I am pleased to present two examples that are new to me: one on the 1940 1¢ Eli Whitney stamp; the other on a 1½¢ Warren G. Harding block of nine imperforate stamps. The overprint on the Eli Whitney stamp was sent in by Linn’s reader Richard Pederson of Fredericksburg, Va.. Both of these club overprints were found at recent stamp shows.

The earlier of the two overprints is on the imperforate Harding stamps. It marks the June 4, 1927, meeting of the Southern New England Federation of Stamp Clubs.

The other overprint, created 14 years later, is a Feb. 19, 1941, souvenir of the Haverford Township (Pennsylvania) Stamp Club, likely for its annual stamp show or awards dinner.

Overprinting stamps would have had the same effect as canceling them: invalidation for future use as postage.

Today, the cost of stamps and the cost of printing might have killed the practice, but I sure would like to see it return.

A 1900 stamp storage folder

Reader Carl Burnett of Melbourne, Fla., supplied the “Postage Stamp Case” shown full-size nearby. It was apparently a giveaway for a newspaper called the Youth’s Companion.

The reverse shows a drawing of a rather grand five-story office-type structure called “The Youth’s Companion Building” located at 201 Columbus Ave., Boston, Mass.

Beneath the illustration is this invitation: “You are cordially invited to visit The Companion and inspect the work of publishing the paper. A guide is in attendance.”

Inside the case is a sheet of wax paper with the instruction: “Postage Stamps will keep in good condition if placed with the gummed side next to the wax paper.”

Also included in the folder is this description: “The Youth’s Companion is an illustrated weekly family paper. It gives an extraordinary amount of bright and attractive reading from the best writers in America and Europe.”

The folder is from around 1900 as it includes a calendar for that year and contemporary postal rates.

An Internet search assisted with additional information about the Youth’s Companion. It was established in 1827 as a children’s magazine and had a 102-year run. Its early issues were centered on religion, to encourage “virtue and piety, and … warn against the ways of transgression.”

In the 1890s, it was recentered on entertainment and began to target adults as well as children. It merged with the American Boy in 1929.
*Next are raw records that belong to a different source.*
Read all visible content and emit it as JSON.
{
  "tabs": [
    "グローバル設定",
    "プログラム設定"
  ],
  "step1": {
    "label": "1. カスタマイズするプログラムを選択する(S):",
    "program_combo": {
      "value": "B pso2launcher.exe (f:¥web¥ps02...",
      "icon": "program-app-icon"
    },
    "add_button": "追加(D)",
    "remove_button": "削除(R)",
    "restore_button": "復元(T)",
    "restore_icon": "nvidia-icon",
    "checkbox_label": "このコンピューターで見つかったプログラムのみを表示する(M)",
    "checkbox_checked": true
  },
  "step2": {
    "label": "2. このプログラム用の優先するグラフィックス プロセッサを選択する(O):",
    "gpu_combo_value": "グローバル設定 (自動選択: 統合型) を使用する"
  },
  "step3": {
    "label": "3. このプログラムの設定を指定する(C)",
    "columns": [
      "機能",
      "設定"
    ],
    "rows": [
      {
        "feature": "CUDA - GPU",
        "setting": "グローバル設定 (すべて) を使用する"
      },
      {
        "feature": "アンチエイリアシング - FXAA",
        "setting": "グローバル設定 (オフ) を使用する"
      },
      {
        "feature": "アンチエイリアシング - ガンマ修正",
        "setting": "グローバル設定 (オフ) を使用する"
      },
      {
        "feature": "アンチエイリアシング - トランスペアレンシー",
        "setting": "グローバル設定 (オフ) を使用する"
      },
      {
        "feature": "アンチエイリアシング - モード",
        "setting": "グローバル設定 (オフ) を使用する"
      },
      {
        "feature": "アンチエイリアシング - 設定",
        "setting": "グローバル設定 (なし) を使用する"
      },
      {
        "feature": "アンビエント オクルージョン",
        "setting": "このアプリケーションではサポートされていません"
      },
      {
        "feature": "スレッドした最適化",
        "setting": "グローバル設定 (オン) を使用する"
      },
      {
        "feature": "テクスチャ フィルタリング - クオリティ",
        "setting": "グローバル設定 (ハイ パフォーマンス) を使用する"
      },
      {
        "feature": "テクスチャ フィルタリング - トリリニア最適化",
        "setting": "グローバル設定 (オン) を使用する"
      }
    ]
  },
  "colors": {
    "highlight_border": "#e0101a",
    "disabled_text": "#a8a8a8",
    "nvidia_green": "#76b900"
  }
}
The Youth’s Companion, which has been compared to the Reader’s Digest, published pieces contributed by important writers of the time, including Harriet Beecher Stowe, Mark Twain, Emily Dickinson, Booker T. Washington and Jack London.

On Sept. 8, 1892, the magazine published the first copy of the Pledge of Allegiance, written by staff member Francis Bellamy.

The Youth’s Companion Building in Boston still exists, and is on the National Register of Historic Places.